Gates explained his 15-year personal journey from billionaire computer entrepreneur to funder of global health campaigns. His inspiration was a neighbour, Bill Foege, an epidemiologist who was “responsible for eradicating smallpox”, he said. “He’s one of the most articulate and inspiring leaders in a field where matters of life and death tend to be mummified by jargon.”

Speaking at the Royal Institution of Great Britain in London, Gates, 57, spoke of his excitement at the potential of science to combat disease, suing an exhibit of an “iron lung” respirator – once used to help polio victims to breathe - from the Science Museum as his prop.

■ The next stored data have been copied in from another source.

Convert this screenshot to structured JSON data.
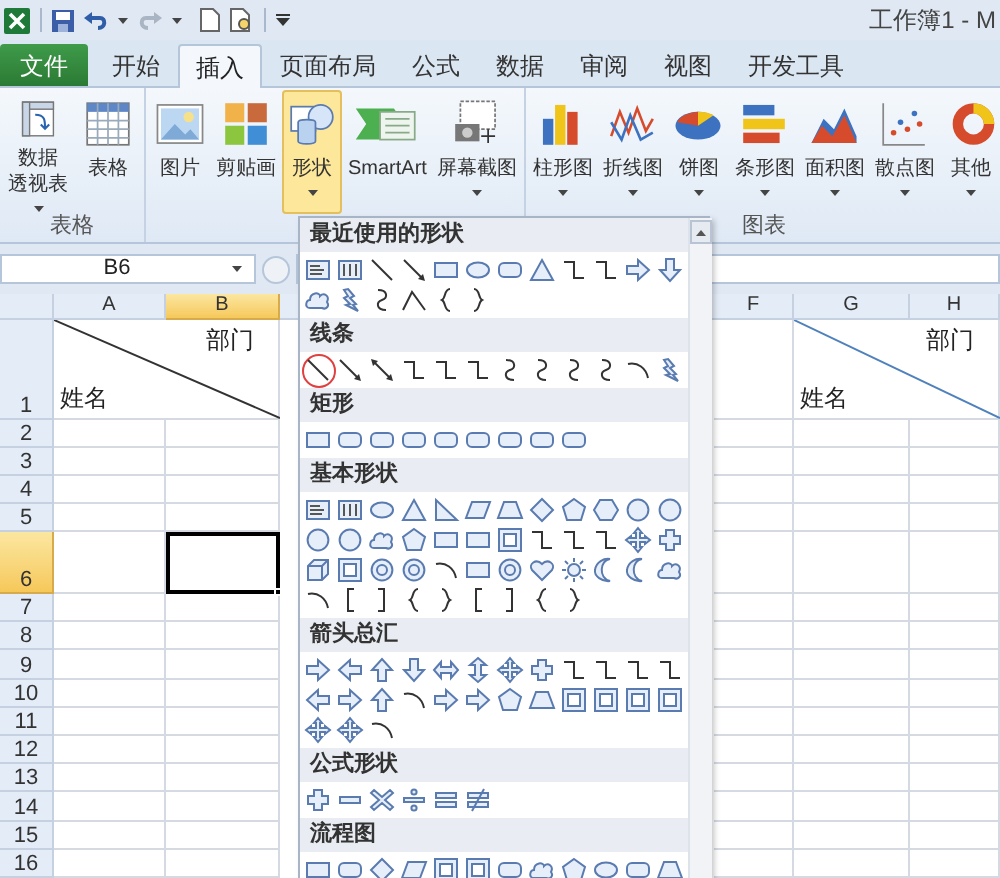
{
  "title_bar": {
    "title": "工作簿1 - M"
  },
  "tabs": [
    {
      "label": "文件",
      "kind": "file"
    },
    {
      "label": "开始",
      "kind": "tab",
      "selected": false
    },
    {
      "label": "插入",
      "kind": "tab",
      "selected": true
    },
    {
      "label": "页面布局",
      "kind": "tab",
      "selected": false
    },
    {
      "label": "公式",
      "kind": "tab",
      "selected": false
    },
    {
      "label": "数据",
      "kind": "tab",
      "selected": false
    },
    {
      "label": "审阅",
      "kind": "tab",
      "selected": false
    },
    {
      "label": "视图",
      "kind": "tab",
      "selected": false
    },
    {
      "label": "开发工具",
      "kind": "tab",
      "selected": false
    }
  ],
  "ribbon": {
    "groups": [
      {
        "label": "表格",
        "buttons": [
          {
            "kind": "pivot",
            "lines": [
              "数据",
              "透视表"
            ],
            "dropdown": true,
            "pressed": false
          },
          {
            "kind": "table",
            "lines": [
              "表格"
            ],
            "dropdown": false,
            "pressed": false
          }
        ]
      },
      {
        "buttons": [
          {
            "kind": "picture",
            "lines": [
              "图片"
            ],
            "dropdown": false,
            "pressed": false
          },
          {
            "kind": "clipart",
            "lines": [
              "剪贴画"
            ],
            "dropdown": false,
            "pressed": false
          },
          {
            "kind": "shapes",
            "lines": [
              "形状"
            ],
            "dropdown": true,
            "pressed": true
          },
          {
            "kind": "smartart",
            "lines": [
              "SmartArt"
            ],
            "dropdown": false,
            "pressed": false
          },
          {
            "kind": "screenshot",
            "lines": [
              "屏幕截图"
            ],
            "dropdown": true,
            "pressed": false
          }
        ]
      },
      {
        "label": "图表",
        "buttons": [
          {
            "kind": "column",
            "lines": [
              "柱形图"
            ],
            "dropdown": true,
            "pressed": false
          },
          {
            "kind": "line",
            "lines": [
              "折线图"
            ],
            "dropdown": true,
            "pressed": false
          },
          {
            "kind": "pie",
            "lines": [
              "饼图"
            ],
            "dropdown": true,
            "pressed": false
          },
          {
            "kind": "bar",
            "lines": [
              "条形图"
            ],
            "dropdown": true,
            "pressed": false
          },
          {
            "kind": "area",
            "lines": [
              "面积图"
            ],
            "dropdown": true,
            "pressed": false
          },
          {
            "kind": "scatter",
            "lines": [
              "散点图"
            ],
            "dropdown": true,
            "pressed": false
          },
          {
            "kind": "other",
            "lines": [
              "其他"
            ],
            "dropdown": true,
            "pressed": false
          }
        ]
      }
    ]
  },
  "name_box": {
    "value": "B6"
  },
  "sheet": {
    "columns": [
      {
        "label": "A",
        "selected": false
      },
      {
        "label": "B",
        "selected": true
      },
      {
        "label": "F",
        "selected": false
      },
      {
        "label": "G",
        "selected": false
      },
      {
        "label": "H",
        "selected": false
      }
    ],
    "rows": [
      {
        "label": "1",
        "selected": false
      },
      {
        "label": "2",
        "selected": false
      },
      {
        "label": "3",
        "selected": false
      },
      {
        "label": "4",
        "selected": false
      },
      {
        "label": "5",
        "selected": false
      },
      {
        "label": "6",
        "selected": true
      },
      {
        "label": "7",
        "selected": false
      },
      {
        "label": "8",
        "selected": false
      },
      {
        "label": "9",
        "selected": false
      },
      {
        "label": "10",
        "selected": false
      },
      {
        "label": "11",
        "selected": false
      },
      {
        "label": "12",
        "selected": false
      },
      {
        "label": "13",
        "selected": false
      },
      {
        "label": "14",
        "selected": false
      },
      {
        "label": "15",
        "selected": false
      },
      {
        "label": "16",
        "selected": false
      }
    ],
    "diagonal_headers": [
      {
        "kind": "cell-border",
        "top": "部门",
        "bottom": "姓名"
      },
      {
        "kind": "shape-line",
        "top": "部门",
        "bottom": "姓名"
      }
    ]
  },
  "shapes_menu": {
    "sections": [
      {
        "title": "最近使用的形状",
        "circled_first": false
      },
      {
        "title": "线条",
        "circled_first": true
      },
      {
        "title": "矩形",
        "circled_first": false
      },
      {
        "title": "基本形状",
        "circled_first": false
      },
      {
        "title": "箭头总汇",
        "circled_first": false
      },
      {
        "title": "公式形状",
        "circled_first": false
      },
      {
        "title": "流程图",
        "circled_first": false
      }
    ]
  }
}
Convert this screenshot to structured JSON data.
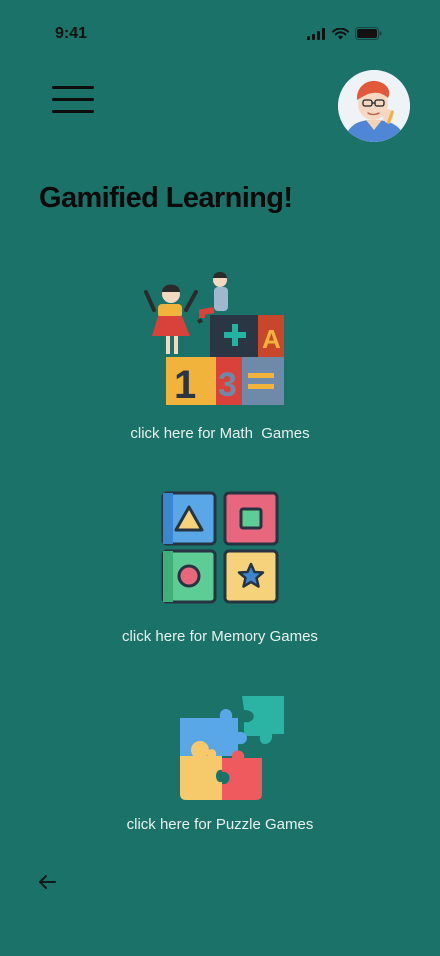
{
  "status_bar": {
    "time": "9:41",
    "icons": [
      "signal-icon",
      "wifi-icon",
      "battery-icon"
    ]
  },
  "header": {
    "menu_icon": "hamburger-menu-icon",
    "avatar": "user-avatar"
  },
  "page": {
    "title": "Gamified Learning!"
  },
  "games": [
    {
      "icon": "math-illustration-icon",
      "label": "click here for Math  Games"
    },
    {
      "icon": "memory-shapes-icon",
      "label": "click here for Memory Games"
    },
    {
      "icon": "puzzle-pieces-icon",
      "label": "click here for Puzzle Games"
    }
  ],
  "footer": {
    "back_icon": "arrow-left-icon"
  },
  "colors": {
    "background": "#1b7268",
    "text_dark": "#0a0a0a",
    "label_text": "#e8f2ef"
  }
}
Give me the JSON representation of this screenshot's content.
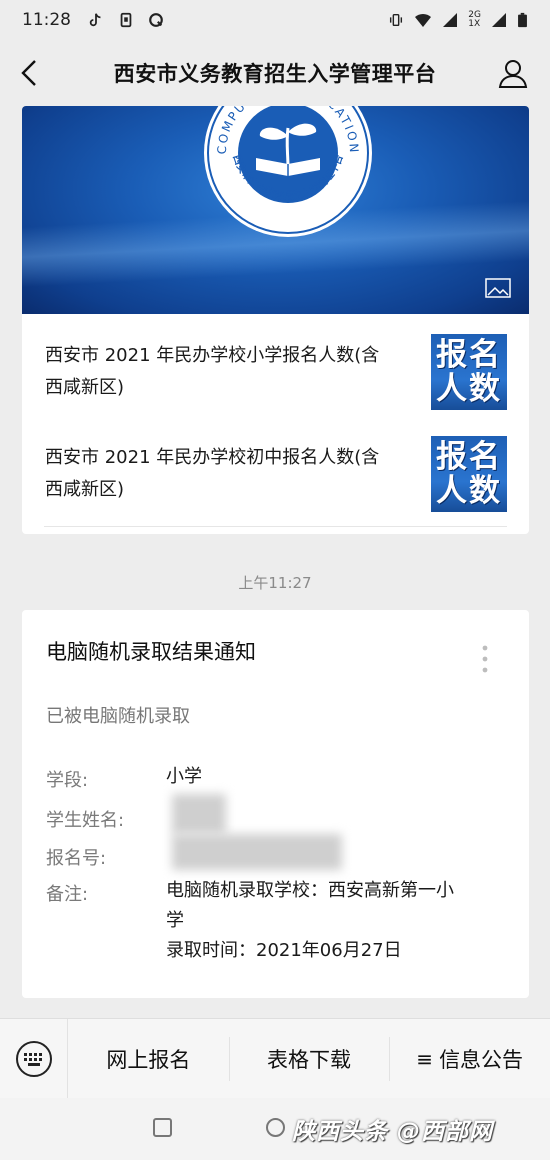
{
  "status_bar": {
    "time": "11:28",
    "network_labels": [
      "2G",
      "1X"
    ]
  },
  "header": {
    "title": "西安市义务教育招生入学管理平台",
    "back_icon": "chevron-left-icon",
    "user_icon": "user-icon"
  },
  "banner": {
    "logo_arc_text": "COMPULSORY EDUCATION",
    "logo_inner_text": "西安市义务教育招生入学管理平台"
  },
  "articles": [
    {
      "title": "西安市2021年民办学校小学报名人数(含西咸新区)",
      "title_line1": "西安市 2021 年民办学校小学报名人数(含",
      "title_line2": "西咸新区)",
      "thumb_line1": "报名",
      "thumb_line2": "人数"
    },
    {
      "title": "西安市2021年民办学校初中报名人数(含西咸新区)",
      "title_line1": "西安市 2021 年民办学校初中报名人数(含",
      "title_line2": "西咸新区)",
      "thumb_line1": "报名",
      "thumb_line2": "人数"
    }
  ],
  "timestamp": "上午11:27",
  "notice": {
    "title": "电脑随机录取结果通知",
    "subtitle": "已被电脑随机录取",
    "fields": [
      {
        "label": "学段:",
        "value": "小学"
      },
      {
        "label": "学生姓名:",
        "value": ""
      },
      {
        "label": "报名号:",
        "value": ""
      },
      {
        "label": "备注:",
        "value_line1": "电脑随机录取学校：西安高新第一小",
        "value_line2": "学",
        "value_line3": "录取时间：2021年06月27日"
      }
    ]
  },
  "bottom_menu": {
    "items": [
      "网上报名",
      "表格下载",
      "信息公告"
    ],
    "menu_glyph": "≡"
  },
  "watermark": "陕西头条 @西部网",
  "colors": {
    "background": "#ededed",
    "card": "#ffffff",
    "banner_blue": "#1a5db6",
    "muted_text": "#7a7a7a"
  }
}
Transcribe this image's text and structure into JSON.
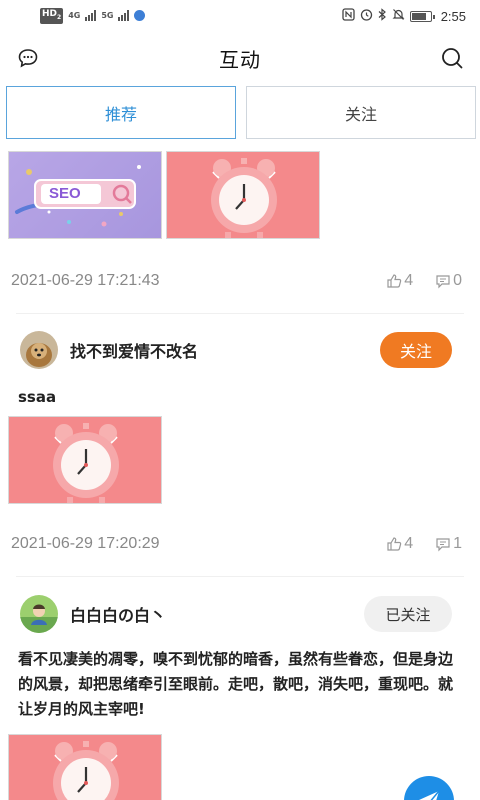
{
  "status_bar": {
    "hd_badge": "HD",
    "hd_sub": "2",
    "net1_top": "4G",
    "net2_top": "5G",
    "time": "2:55",
    "icons": [
      "nfc-icon",
      "alarm-icon",
      "bluetooth-icon",
      "mute-icon",
      "battery-icon"
    ]
  },
  "header": {
    "title": "互动",
    "left_icon": "chat-bubble-icon",
    "right_icon": "search-icon"
  },
  "tabs": [
    {
      "label": "推荐",
      "active": true
    },
    {
      "label": "关注",
      "active": false
    }
  ],
  "colors": {
    "accent_blue": "#2f8fd6",
    "follow_orange": "#f07a22",
    "fab_blue": "#1e8ee6"
  },
  "posts": [
    {
      "images": [
        "seo-image",
        "alarm-clock-image"
      ],
      "seo_text": "SEO",
      "timestamp": "2021-06-29 17:21:43",
      "likes": "4",
      "comments": "0"
    },
    {
      "author": "找不到爱情不改名",
      "follow_label": "关注",
      "text": "ssaa",
      "images": [
        "alarm-clock-image"
      ],
      "timestamp": "2021-06-29 17:20:29",
      "likes": "4",
      "comments": "1"
    },
    {
      "author": "白白白の白丶",
      "follow_label": "已关注",
      "text": "看不见凄美的凋零，嗅不到忧郁的暗香，虽然有些眷恋，但是身边的风景，却把思绪牵引至眼前。走吧，散吧，消失吧，重现吧。就让岁月的风主宰吧!",
      "images": [
        "alarm-clock-image"
      ]
    }
  ],
  "fab": {
    "icon": "send-plane-icon"
  }
}
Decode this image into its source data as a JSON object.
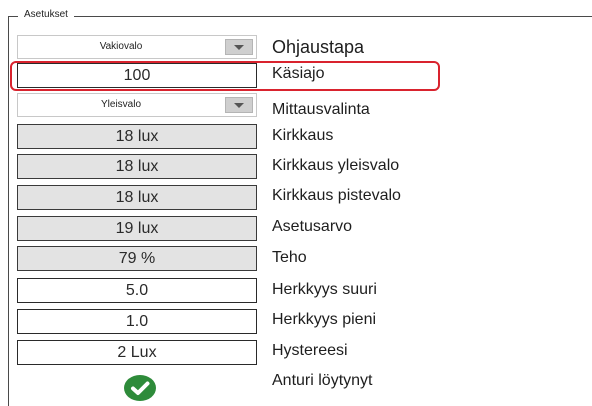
{
  "group": {
    "legend": "Asetukset"
  },
  "rows": {
    "ohjaustapa": {
      "value": "Vakiovalo",
      "label": "Ohjaustapa"
    },
    "kasiajo": {
      "value": "100",
      "label": "Käsiajo"
    },
    "mittausvalinta": {
      "value": "Yleisvalo",
      "label": "Mittausvalinta"
    },
    "kirkkaus": {
      "value": "18 lux",
      "label": "Kirkkaus"
    },
    "kirkkaus_yleisvalo": {
      "value": "18 lux",
      "label": "Kirkkaus yleisvalo"
    },
    "kirkkaus_pistevalo": {
      "value": "18 lux",
      "label": "Kirkkaus pistevalo"
    },
    "asetusarvo": {
      "value": "19 lux",
      "label": "Asetusarvo"
    },
    "teho": {
      "value": "79 %",
      "label": "Teho"
    },
    "herkkyys_suuri": {
      "value": "5.0",
      "label": "Herkkyys suuri"
    },
    "herkkyys_pieni": {
      "value": "1.0",
      "label": "Herkkyys pieni"
    },
    "hystereesi": {
      "value": "2 Lux",
      "label": "Hystereesi"
    },
    "anturi": {
      "icon": "check-circle-icon",
      "label": "Anturi löytynyt"
    }
  },
  "colors": {
    "highlight": "#d9232e",
    "check": "#2e8b3a",
    "readonly_bg": "#e3e3e3"
  }
}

He said his “all-time favourite” statistic was a chart showing that the annual number of children dying under the age of five had fallen from more than 20 million to 6.9 million in the space of his lifetime.

He praised the British media for its coverage of global poverty issues, singling out Jonathan Dimbleby – who had invited him to give the lecture in memory of his father, head of the famous broadcasting dynasty – for his 1973 documentary on Ethiopia “The Unknown Famine”. Gates also cited the work of the BBC’s Michael Buerk in the Horn of Africa, a decade later.

In explaining his determination to conquer polio, Gates quoted from The Independent foreign correspondent Patrick Cockburn’s personal account of the polio epidemic in Cork in 1956.

Last night The British Polio Fellowship welcomed Gates’s stand as “fantastic news” but called on him to also remember sufferers of the neurological condition Post-Polio Syndrome, including 120,000 people in the United Kingdom.

PATRICK COCKBURN

The Independent’s Senior Foreign Correspondent grew up in Cork, Republic of Ireland, where he was infected with polio at the age of six during the epidemic of 1956. His 2005 memoir, The Broken Boy, describes his experience of the crippling virus. Despite his physical disabilities, Cockburn has become one of the leading reporters of his generation. He is best known for his coverage of Iraq and is a winner of the Martha Gellhorn, James Cameron and Orwell prizes.